C'est le cas ablatif singulier de
la première déclinaison latine :

On a rosā avec un macron sur le a. Comme les casses d'imprimerie ancienne n'avaient généralement pas le caractère ā disponible, les imprimeurs ont pris l'habitude de remplacer le macron par un accent circonflexe et ont écrit rosâ.

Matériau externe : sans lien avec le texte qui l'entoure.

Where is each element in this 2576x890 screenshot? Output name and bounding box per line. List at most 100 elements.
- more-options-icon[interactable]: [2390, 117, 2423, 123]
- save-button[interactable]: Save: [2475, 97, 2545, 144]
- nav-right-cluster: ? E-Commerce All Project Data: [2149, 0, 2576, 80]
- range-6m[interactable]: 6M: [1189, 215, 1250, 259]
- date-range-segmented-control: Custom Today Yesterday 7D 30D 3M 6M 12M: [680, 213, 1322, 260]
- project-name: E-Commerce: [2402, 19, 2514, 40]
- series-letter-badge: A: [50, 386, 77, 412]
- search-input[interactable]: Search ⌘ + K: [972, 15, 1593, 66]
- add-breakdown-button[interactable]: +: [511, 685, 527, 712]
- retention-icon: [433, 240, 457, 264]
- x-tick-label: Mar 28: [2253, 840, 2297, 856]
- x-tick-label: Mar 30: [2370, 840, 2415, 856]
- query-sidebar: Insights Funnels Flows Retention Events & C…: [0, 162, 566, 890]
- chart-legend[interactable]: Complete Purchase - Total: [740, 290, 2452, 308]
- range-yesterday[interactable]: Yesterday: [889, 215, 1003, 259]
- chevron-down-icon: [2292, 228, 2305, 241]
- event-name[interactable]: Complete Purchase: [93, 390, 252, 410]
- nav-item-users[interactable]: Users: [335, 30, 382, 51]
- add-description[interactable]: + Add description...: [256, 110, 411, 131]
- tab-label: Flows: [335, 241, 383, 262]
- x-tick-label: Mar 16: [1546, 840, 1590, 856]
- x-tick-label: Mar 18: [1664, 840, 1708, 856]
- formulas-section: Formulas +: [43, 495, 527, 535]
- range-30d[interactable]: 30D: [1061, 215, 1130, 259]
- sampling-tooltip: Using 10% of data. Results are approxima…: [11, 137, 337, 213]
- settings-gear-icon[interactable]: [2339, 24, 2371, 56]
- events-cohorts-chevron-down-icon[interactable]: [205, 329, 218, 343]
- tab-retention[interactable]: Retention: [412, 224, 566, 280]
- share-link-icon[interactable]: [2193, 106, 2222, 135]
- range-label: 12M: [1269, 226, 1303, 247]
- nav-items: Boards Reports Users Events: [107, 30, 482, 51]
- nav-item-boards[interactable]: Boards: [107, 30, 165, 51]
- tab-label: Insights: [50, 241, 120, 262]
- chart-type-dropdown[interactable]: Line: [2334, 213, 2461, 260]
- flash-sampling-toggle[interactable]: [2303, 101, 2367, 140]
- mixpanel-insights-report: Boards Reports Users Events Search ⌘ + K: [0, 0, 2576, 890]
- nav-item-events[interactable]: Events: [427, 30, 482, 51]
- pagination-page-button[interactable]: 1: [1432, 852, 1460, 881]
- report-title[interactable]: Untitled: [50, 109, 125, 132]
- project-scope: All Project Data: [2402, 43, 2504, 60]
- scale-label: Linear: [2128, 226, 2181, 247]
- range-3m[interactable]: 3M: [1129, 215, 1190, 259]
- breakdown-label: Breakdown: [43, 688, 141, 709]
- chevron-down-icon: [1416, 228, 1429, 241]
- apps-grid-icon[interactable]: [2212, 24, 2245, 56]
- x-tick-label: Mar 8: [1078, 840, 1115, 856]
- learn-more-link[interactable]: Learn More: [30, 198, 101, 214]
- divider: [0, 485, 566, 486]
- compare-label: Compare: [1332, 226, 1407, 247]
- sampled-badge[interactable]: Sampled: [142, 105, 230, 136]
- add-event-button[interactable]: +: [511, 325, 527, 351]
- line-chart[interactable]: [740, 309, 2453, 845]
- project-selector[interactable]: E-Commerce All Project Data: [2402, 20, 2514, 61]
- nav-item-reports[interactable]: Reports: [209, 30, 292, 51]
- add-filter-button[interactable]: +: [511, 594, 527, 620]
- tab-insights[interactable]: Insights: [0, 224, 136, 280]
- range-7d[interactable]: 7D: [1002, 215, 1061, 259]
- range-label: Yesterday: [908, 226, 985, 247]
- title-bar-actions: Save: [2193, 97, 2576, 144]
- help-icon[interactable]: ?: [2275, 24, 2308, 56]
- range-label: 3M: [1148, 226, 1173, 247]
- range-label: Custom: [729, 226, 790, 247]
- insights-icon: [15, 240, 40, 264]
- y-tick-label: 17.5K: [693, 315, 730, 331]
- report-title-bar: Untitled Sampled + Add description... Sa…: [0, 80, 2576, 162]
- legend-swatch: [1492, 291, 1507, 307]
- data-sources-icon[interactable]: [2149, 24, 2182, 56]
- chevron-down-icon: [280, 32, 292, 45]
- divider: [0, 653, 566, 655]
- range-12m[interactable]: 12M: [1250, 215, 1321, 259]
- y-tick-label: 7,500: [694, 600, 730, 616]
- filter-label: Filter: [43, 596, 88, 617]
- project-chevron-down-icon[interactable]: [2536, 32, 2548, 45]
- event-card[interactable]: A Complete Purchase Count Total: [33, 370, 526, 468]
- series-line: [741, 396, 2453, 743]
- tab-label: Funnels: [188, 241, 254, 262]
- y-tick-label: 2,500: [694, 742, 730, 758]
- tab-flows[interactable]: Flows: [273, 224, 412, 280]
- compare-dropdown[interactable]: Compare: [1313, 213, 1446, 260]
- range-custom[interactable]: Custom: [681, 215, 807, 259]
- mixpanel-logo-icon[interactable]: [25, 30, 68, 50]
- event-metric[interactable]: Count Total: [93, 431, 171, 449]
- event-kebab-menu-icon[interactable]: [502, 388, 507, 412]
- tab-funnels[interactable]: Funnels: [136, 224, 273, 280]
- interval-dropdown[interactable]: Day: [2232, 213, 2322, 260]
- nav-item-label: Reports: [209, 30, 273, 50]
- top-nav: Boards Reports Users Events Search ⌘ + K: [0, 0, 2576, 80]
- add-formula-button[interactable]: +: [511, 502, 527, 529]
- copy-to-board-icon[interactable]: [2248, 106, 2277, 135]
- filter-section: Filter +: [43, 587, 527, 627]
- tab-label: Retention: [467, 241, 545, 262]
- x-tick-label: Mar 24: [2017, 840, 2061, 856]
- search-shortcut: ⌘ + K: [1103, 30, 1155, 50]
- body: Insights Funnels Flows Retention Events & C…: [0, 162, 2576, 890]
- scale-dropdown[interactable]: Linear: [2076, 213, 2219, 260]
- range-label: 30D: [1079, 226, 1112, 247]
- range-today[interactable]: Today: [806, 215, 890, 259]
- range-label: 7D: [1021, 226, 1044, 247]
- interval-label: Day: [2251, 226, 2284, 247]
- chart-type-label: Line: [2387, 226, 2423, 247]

https://www.google.fr/books/edition/%C5 ... frontcover
https://www.google.fr/books/edition/Cou ... frontcover
Comme vous l'avez constaté vous-même, l'Académie s'est progressivement éloignée de cette tradition et a maintenant supprimé les accents circonflexes des mots latins. Commentant la 7e édition du Dictionnaire de l'Académie, Pierre Larousse commentait :
L’Académie ne s’est point rangée complètement à l’opinion de ceux qui avaient décidé que les mots latins devaient s’écrire sans accent, que l’accent grave ne devait plus figurer sur la préposition a ni sur les adverbes, que l’a des ablatifs féminins devait s’écrire sans accent circonflexe. Elle a supprimé quelques-uns de ces accents, elle en a conservé d’autres, sans qu’il soit possible de deviner quels ont été les motifs de ses décisions. Ainsi, elle écrit aujourd’hui vice versa, ab hoc et ab hac, optime, etc. ; mais elle continue d’écrire nota benè, à priori, à minimâ, meâ-culpâ, etc.